«Après la Seconde Guerre mondiale, et avec la décolonisation, le rôle de l’archéologie et des patrimoines archéologiques a quelque peu changé», souligne l’historien et archéologue Didier Viviers dans son essai «Usages et enjeux des patrimoines archéologiques», paru dans la collection «L’Académie en poche».
«En devenant une science à part entière et un savoir-faire à haute valeur ajoutée en matière culturelle et économique, l’archéologie fait désormais partie du lot des technologies dont l’exportation constitue une part importante du soft power des États modernes. Et singulièrement dans la tradition française. La France est en effet bien connue pour inscrire l’étude des patrimoines et leur mise en valeur dans une diplomatie scientifique et culturelle particulièrement active.»
L’après-pétrole
Le Secrétaire perpétuel de l’Académie royale des Sciences, des Lettres et des Beaux-Arts de Belgique se réfère souvent au «soft power», la «puissance douce» capable d’influencer et de persuader.
Inauguré en 2017, le Louvre Abu Dhabi illustre ce concept développé en 1990 par Joe Nye, professeur de Relations internationales à Harvard University. Ce «Louvre des Sables» résulte d’un accord signé entre les Émirats Arabes Unis et la France. De la volonté des Émirats de se reconvertir dans le tourisme et la culture pour faire face à l’après-pétrole. L’Arabie saoudite se rapproche aussi de la France pour réaliser sa reconversion économique. Au cœur des accords, la mise en valeur des ruines nabatéennes d’Al-Ula. En 2018, la présentation des collections perses du Louvre à Téhéran accompagne le rapprochement entre la France et le pouvoir iranien…
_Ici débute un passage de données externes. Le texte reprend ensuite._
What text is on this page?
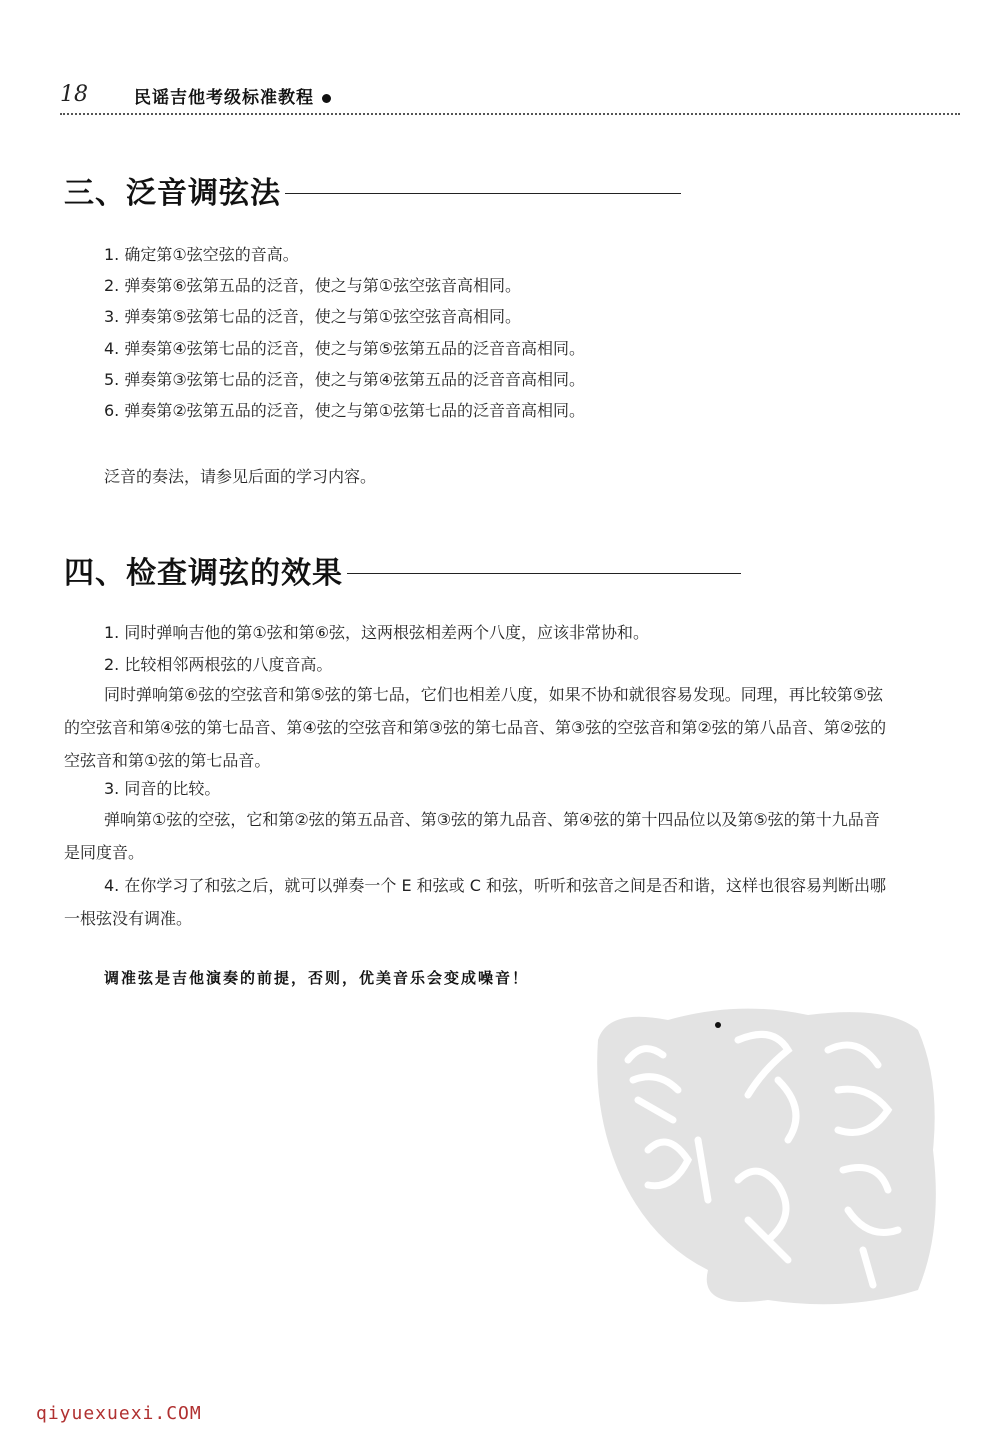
18	民谣吉他考级标准教程
三、泛音调弦法
1. 确定第①弦空弦的音高。
2. 弹奏第⑥弦第五品的泛音，使之与第①弦空弦音高相同。
3. 弹奏第⑤弦第七品的泛音，使之与第①弦空弦音高相同。
4. 弹奏第④弦第七品的泛音，使之与第⑤弦第五品的泛音音高相同。
5. 弹奏第③弦第七品的泛音，使之与第④弦第五品的泛音音高相同。
6. 弹奏第②弦第五品的泛音，使之与第①弦第七品的泛音音高相同。
泛音的奏法，请参见后面的学习内容。
四、检查调弦的效果
1. 同时弹响吉他的第①弦和第⑥弦，这两根弦相差两个八度，应该非常协和。
2. 比较相邻两根弦的八度音高。
同时弹响第⑥弦的空弦音和第⑤弦的第七品，它们也相差八度，如果不协和就很容易发现。同理，再比较第⑤弦的空弦音和第④弦的第七品音、第④弦的空弦音和第③弦的第七品音、第③弦的空弦音和第②弦的第八品音、第②弦的空弦音和第①弦的第七品音。
3. 同音的比较。
弹响第①弦的空弦，它和第②弦的第五品音、第③弦的第九品音、第④弦的第十四品位以及第⑤弦的第十九品音是同度音。
4. 在你学习了和弦之后，就可以弹奏一个 E 和弦或 C 和弦，听听和弦音之间是否和谐，这样也很容易判断出哪一根弦没有调准。
调准弦是吉他演奏的前提，否则，优美音乐会变成噪音！
qiyuexuexi.COM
Le professeur d’histoire et d’archéologie à l’Université Libre de Bruxelles (ULB) rappelle que la France est l’un des rares États à avoir développé, immédiatement après la Première Guerre mondiale, un réseau très actif d’instituts de recherches implantés à l’étranger. Sous la tutelle du Centre National de la Recherche Scientifique (CNRS), du ministère de l’Europe et des Affaires étrangères qui soutient les programmes d’archéologie extraterritoriale. En 2017, 149 projets ont été financés pour poursuivre l’engagement en faveur des pays en crise: Irak, Territoires palestiniens, Syrie. Pour promouvoir de nouveaux projets. Au Cambodge, Zimbabwe, Soudan. En Croatie et dans les Territoires palestiniens.
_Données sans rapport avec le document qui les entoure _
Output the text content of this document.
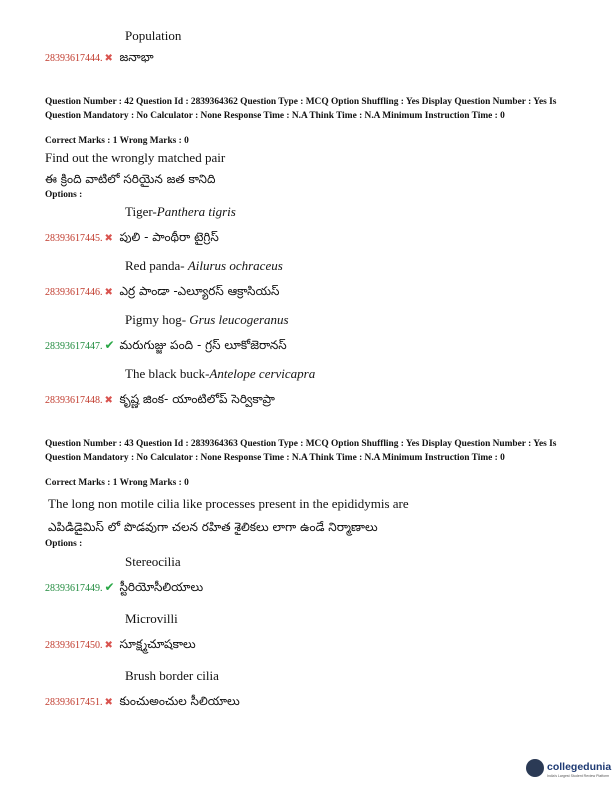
Population
28393617444. ✖ జనాభా
Question Number : 42 Question Id : 2839364362 Question Type : MCQ Option Shuffling : Yes Display Question Number : Yes Is Question Mandatory : No Calculator : None Response Time : N.A Think Time : N.A Minimum Instruction Time : 0
Correct Marks : 1 Wrong Marks : 0
Find out the wrongly matched pair
ఈ క్రింది వాటిలో సరియైన జత కానిది
Options :
Tiger-Panthera tigris
28393617445. ✖ పులి - పాంథీరా టైగ్రిస్
Red panda- Ailurus ochraceus
28393617446. ✖ ఎర్ర పాండా -ఎల్యూరస్ ఆక్రాసియస్
Pigmy hog- Grus leucogeranus
28393617447. ✔ మరుగుజ్జు పంది - గ్రస్ లూకోజెరానస్
The black buck-Antelope cervicapra
28393617448. ✖ కృష్ణ జింక- యాంటిలోప్ సెర్వికాప్రా
Question Number : 43 Question Id : 2839364363 Question Type : MCQ Option Shuffling : Yes Display Question Number : Yes Is Question Mandatory : No Calculator : None Response Time : N.A Think Time : N.A Minimum Instruction Time : 0
Correct Marks : 1 Wrong Marks : 0
The long non motile cilia like processes present in the epididymis are
ఎపిడిడైమిస్ లో పొడవుగా చలన రహిత శైలికలు లాగా ఉండే నిర్మాణాలు
Options :
Stereocilia
28393617449. ✔ స్టీరియోసీలియాలు
Microvilli
28393617450. ✖ సూక్ష్మచూషకాలు
Brush border cilia
28393617451. ✖ కుంచుఅంచుల సీలియాలు
collegedunia
India's Largest Student Review Platform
Le pari risqué du soft power à court terme
«Si la volonté d’Emmanuel Macron de replacer la culture au centre de la construction européenne peut séduire à plus d’un titre, sa proposition de prêter la tapisserie de Bayeux à la Grande-Bretagne d’ici 2022, en dépit de la fragilité de ce joyau de l’art du XIe siècle, et plus encore, sa volonté d’organiser une exposition itinérante qui comprendrait les grands chefs-d’œuvre emblématiques de la culture européenne, inquiètent», relève le fondateur du Centre de Recherches en Archéologie et Patrimoine de l’ULB (CReA-Patrimoine).
«Outre le problème délicat des critères qui définissent un patrimoine européen, c’est surtout la conservation des œuvres elles-mêmes qui pourrait être menacée. Posant ainsi la question des choix à défendre. Le soft power à court terme ou la durabilité même du patrimoine ainsi réquisitionné? À tout le moins, cet usage de l’archéologie, et du patrimoine en général, n’est pas exempt de risques.»
Le pillage d’Apamée
Écrit en 2018, année européenne du patrimoine culturel, ce petit livre fait réfléchir sur la nature et la valeur des patrimoines archéologiques. Il constitue la première partie d’un diptyque qui abordera les usages, les enjeux et les destructions des patrimoines archéologiques. Notamment en Syrie où des monuments prestigieux sont dynamités. Des sites archéologiques pillés comme Apamée.
Occupé dès le Paléolithique moyen, ce site est exploré par des archéologues belges depuis 1928. En collaboration avec d’autres centres de recherches, le CReA-Patrimoine est impliqué, depuis 2001, dans les fouilles financées par le Fonds de la Recherche Scientifique (FRS-FNRS), la Fédération Wallonie-Bruxelles et la Faculté de Philosophie et Sciences sociales de l’ULB. Dirigées par Didier Viviers jusqu’à l’embrasement de la région.
Les découvertes de la mission belge à Apamée forment le noyau central de la collection romaine des Musées royaux d’art et d’histoire à Bruxelles, au Cinquantenaire.